A voz do sacerdote mais baixo teve um toque incisivo e desagradável quando ele repetiu:

— Das crianças.

O taberneiro conseguiu esboçar um sorriso débil.

Cherryl revirou os olhos e me deu uma piscadela.

— Seria de se supor — a voz de Cherryl fluiu como mel espesso — que admiráveis homens da Igreja como os senhores encontrassem algo melhor para fazer do que prender contadores de histórias e extorquir dinheiro de homens honestos.

O tilintar das moedas do taberneiro se extinguiu e o salão pareceu prender a respiração. Com estudada displicência, o juiz deu as costas a Cherryl e se dirigiu por cima do ombro ao sacerdote mais baixo:

— Arbol, parece que encontramos um herege cortês... Que estranho e admirável! Devemos vendê-lo a uma trupe dos Therion; de certo modo, ele se assemelha a um cachorro falante.

Cherryl falou às costas do homem:

— Não que eu espere vê-los saírem correndo, pessoalmente, à procura de Xehanort e dos Sete. "Pequenas proezas para pequenos homens" é o que sempre digo. Imagino que o difícil seja encontrar atos suficientemente mesquinhos para homens como os senhores. Mas vocês são engenhosos. Poderiam recolher o lixo, ou verificar se há piolhos nas camas dos bordéis quando os visitam.

Virando-se, o juiz pegou o caneco de cerâmica no bar e deu com ele na cabeça de Cherryl, espatifando-o.

— Não fale na minha presença! — cuspiu. — Você não sabe nada!

Cherryl sacudiu um pouco a cabeça, como que para desanuviá-la. Um filete vermelho escorreu por seu rosto de madeira lançada à praia, descendo sobre uma de suas sobrancelhas de espuma do mar.

— Suponho que possa ver verdade — retrucou. — Ardonai sempre disse...

— Não profira o nome dele! — gritou o juiz, com o rosto vermelho de ódio. — Sua boca o emporcalha. Ele é uma blasfêmia em sua língua.

— Ora, vamos, Erlos — repreendeu-o Cherryl, como quem falava com uma criança pequena. — Ardonai o odeia mais ainda do que o resto do mundo, o que é um bocado.

O salão caiu em um silêncio antinatural. O rosto do juiz empalideceu.

— Deus tenha piedade de você — disse ele, em um tom frio e trêmulo.

Cherryl o olhou em silêncio por um instante. Em seguida, começou a rir. Enormes gargalhadas, sonoras e impossíveis de conter, brotaram do fundo da alma.

Os olhos do juiz se voltaram para um dos homens que haviam amarrado o contador de histórias. Sem qualquer preâmbulo, o sujeito de rosto sinistro atingiu Cherryl com o punho cerrado. Uma vez no rim, outra na nuca.

Cherryl desabou no chão. O salão ficou em silêncio. O som do corpo dele batendo nas tábuas do assoalho pareceu se extinguir antes dos ecos de suas risadas. A um gesto do juiz, um dos guardas levantou o velho pela gola. Ele ficou pendurado feito uma boneca de trapo, com os pés arrastando no chão.

Mas Cherryl não estava inconsciente, apenas atordoado. Seus olhos reviraram para se concentrar no juiz.

— Piedade da minha alma — disse, com um grunhido débil que talvez tivesse sido um risinho em dias melhores. — Não sabe como isso é engraçado, vindo de você.

Cherryl pareceu se dirigir ao ar à sua frente:

— Você deve correr, Vanitas. Ninguém ganha nada ao se meter com esse tipo de homens. Vá para os telhados. Fique por algum tempo onde eles não possam vê-lo. Tenho amigos na Igreja que podem me ajudar, mas não há nada que você possa fazer aqui. Vá.

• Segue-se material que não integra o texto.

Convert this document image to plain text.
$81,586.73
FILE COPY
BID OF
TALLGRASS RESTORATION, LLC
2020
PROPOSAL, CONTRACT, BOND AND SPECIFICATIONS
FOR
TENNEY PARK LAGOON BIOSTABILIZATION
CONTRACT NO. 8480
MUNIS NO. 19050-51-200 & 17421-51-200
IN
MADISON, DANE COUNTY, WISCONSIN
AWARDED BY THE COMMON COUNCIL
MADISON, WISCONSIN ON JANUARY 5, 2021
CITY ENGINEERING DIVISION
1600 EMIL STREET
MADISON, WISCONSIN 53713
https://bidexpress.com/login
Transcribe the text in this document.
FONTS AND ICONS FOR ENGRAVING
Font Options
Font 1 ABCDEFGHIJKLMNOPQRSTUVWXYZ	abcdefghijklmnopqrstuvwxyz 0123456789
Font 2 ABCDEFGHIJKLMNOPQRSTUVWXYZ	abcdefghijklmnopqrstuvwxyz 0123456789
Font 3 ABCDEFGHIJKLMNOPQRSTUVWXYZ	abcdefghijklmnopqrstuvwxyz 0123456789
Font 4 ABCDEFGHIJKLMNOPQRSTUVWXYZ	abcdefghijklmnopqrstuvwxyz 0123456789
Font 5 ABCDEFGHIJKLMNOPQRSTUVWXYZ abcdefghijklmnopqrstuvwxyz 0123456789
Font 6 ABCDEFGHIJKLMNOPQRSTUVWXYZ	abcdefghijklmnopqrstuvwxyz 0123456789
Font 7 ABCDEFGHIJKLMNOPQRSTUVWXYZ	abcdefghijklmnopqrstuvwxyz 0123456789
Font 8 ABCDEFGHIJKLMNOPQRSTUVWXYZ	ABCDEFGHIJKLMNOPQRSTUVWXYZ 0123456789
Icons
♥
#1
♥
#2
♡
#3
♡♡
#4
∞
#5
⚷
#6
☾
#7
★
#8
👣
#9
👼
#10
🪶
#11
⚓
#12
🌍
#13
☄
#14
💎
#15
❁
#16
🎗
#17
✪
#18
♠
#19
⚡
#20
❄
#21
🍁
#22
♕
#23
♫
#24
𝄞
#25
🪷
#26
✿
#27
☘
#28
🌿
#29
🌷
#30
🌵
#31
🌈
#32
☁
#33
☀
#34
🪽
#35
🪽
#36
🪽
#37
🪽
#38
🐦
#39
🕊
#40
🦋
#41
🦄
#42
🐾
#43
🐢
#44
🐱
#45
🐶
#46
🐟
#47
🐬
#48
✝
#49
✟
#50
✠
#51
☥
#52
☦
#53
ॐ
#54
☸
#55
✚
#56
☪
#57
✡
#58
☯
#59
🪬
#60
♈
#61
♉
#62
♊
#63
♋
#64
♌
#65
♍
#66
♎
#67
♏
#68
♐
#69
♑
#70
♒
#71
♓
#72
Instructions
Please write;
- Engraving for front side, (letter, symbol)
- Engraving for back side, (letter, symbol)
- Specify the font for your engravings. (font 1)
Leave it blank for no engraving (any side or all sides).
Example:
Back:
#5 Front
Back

Como ele não estava olhando para mim ao falar, houve um momento de confusão. O juiz tornou a gesticular e um dos guardas deu uma pancada no dorso da cabeça de Cherryl. Seus olhos viraram para cima, a cabeça pendeu para a frente. Esgueirei-me porta afora, buscando a rua.

Segui o conselho de Cherryl e já corria pelos telhados antes que eles saíssem do bar. Enquanto fugia, não pude evitar de pensar: "Como ele sabia o meu nome?"